The effect of the injunction is that contractors are temporarily relieved from complying with the onerous disclosure obligations until the court issues a final determination on the merits or the injunction is dissolved on appeal. Additionally, the regulations could be modified in a manner that satisfies the majority of the infirmities identified by the court. For example, the rule could be narrowly tailored to require disclosure of labor law violations only after a final agency determination was issued against the contractor. Indeed, since the federal government has been attempting to impose the blacklisting requirements for many years it is unlikely it will abandon them entirely.

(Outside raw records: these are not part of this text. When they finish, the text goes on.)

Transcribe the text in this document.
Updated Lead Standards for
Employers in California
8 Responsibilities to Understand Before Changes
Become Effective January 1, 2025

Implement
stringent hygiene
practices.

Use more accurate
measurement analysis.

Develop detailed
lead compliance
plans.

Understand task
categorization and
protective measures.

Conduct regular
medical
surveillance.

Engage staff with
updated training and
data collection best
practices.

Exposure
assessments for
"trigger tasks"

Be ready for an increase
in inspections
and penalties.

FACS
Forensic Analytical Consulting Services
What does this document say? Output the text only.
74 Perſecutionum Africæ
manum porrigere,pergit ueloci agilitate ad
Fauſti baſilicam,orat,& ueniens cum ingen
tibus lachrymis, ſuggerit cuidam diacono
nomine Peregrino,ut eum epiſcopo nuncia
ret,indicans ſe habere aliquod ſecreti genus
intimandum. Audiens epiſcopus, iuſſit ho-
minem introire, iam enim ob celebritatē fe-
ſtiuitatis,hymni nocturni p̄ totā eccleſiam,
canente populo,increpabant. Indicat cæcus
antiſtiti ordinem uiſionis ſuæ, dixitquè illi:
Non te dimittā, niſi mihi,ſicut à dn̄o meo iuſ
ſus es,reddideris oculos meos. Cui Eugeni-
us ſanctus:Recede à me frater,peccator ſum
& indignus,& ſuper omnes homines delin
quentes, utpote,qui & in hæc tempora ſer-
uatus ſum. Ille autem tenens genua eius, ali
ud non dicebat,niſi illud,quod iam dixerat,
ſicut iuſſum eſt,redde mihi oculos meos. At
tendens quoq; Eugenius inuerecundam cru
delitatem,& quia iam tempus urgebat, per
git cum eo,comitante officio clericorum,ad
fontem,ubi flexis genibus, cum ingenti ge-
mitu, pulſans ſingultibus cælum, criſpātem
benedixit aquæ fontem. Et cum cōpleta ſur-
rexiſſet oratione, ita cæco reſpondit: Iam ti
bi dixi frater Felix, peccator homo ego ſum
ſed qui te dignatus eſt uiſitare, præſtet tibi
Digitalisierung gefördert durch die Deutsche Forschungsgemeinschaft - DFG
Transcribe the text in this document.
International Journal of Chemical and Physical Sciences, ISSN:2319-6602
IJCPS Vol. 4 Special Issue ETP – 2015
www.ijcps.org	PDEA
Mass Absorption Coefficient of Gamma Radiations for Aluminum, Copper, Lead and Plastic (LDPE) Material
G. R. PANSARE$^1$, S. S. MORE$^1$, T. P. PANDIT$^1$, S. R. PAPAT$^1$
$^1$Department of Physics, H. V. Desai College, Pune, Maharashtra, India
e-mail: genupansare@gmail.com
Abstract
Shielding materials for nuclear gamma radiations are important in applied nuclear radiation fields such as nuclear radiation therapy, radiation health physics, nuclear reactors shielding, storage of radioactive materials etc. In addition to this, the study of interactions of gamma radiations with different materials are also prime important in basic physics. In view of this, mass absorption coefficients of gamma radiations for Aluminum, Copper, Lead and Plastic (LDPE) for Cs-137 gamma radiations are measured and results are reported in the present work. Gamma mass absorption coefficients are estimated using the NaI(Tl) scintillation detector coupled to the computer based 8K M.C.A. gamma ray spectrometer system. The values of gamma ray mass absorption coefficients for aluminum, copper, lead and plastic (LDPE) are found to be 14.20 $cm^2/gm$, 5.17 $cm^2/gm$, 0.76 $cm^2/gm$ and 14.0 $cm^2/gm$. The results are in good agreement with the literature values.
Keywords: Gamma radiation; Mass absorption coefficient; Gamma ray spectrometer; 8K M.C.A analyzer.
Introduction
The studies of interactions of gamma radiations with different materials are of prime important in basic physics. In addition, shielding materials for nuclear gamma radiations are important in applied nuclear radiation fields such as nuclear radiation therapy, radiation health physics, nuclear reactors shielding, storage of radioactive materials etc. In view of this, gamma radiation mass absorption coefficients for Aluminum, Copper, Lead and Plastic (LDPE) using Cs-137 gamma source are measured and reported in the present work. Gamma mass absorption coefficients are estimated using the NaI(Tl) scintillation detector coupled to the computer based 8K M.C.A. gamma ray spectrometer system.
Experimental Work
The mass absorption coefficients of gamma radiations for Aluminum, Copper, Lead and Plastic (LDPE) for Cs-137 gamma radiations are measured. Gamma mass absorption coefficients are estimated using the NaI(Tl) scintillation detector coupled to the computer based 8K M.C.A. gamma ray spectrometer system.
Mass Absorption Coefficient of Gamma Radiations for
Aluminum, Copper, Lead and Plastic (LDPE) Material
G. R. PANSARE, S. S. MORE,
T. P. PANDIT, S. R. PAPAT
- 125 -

However, the court did not enjoin the implementation of the paycheck transparency regulations. Accordingly, contractors must take steps to ensure that they are ready to provide the required notice to employees or independent contractors on January 1, 2017. Specifically, federal contractors need to examine the wage statements/paystubs they currently distribute to their employees who perform work under covered contracts, to ensure that they set forth the hours worked, overtime hours, pay, itemized additions or deductions from pay and whether they are considered independent contractors. Although it is unlikely many covered contractors will have to change their wage statements as this information is typically provided to employees, it would be prudent for covered contractors to take the time to check now to avoid potential issues later.
Consequently, while federal contractors can breathe a short sigh of relief as the blacklisting provisions and arbitration restrictions of the order have been temporarily enjoined, they should continue to vigilantly monitor this case and make contingency plans in the event the temporary injunction does not become permanent. Where a federal contractor is unsure of its obligations under the order, they should seek guidance from counsel experienced in government contracts/affirmative action matters.
For more information about this alert or any other affirmative action issues, please contact Kenneth A. Rosenberg at 973.994.7510 or [email protected], Justin Schwam at 973.548.3313 or [email protected] or any member of the firm’s Labor and Employment Department.
[i] The 14 covered federal labor laws are the Fair Labor Standards Act, the Occupational Safety and Health Act of 1970, the Migrant and Seasonal Agricultural Worker Protection Act, the National Labor Relations Act, the Davis-Bacon Act, the Service Contract Act, Executive Order 11246, Section 503 of the Rehabilitation Act of 1973, the Vietnam Era Veterans’ Readjustment Assistance Act of 1972 and Veterans’ Readjustment Assistance Act of 1974, the Family and Medical Leave Act, Title VII of the Civil Rights Act of 1964, the Americans with Disabilities Act of 1990, the Age Discrimination in Employment Act of 1967 and Executive Order 13658.
[ii] The disclosure requirements would have been phased in on October 25, 2016, for solicitations and contracts of $50 million or more; on April 25, 2017, for solicitations and contracts of $500,000 or more; and on October 25, 2017, for subcontractors on solicitations and contracts of $500,000 or more.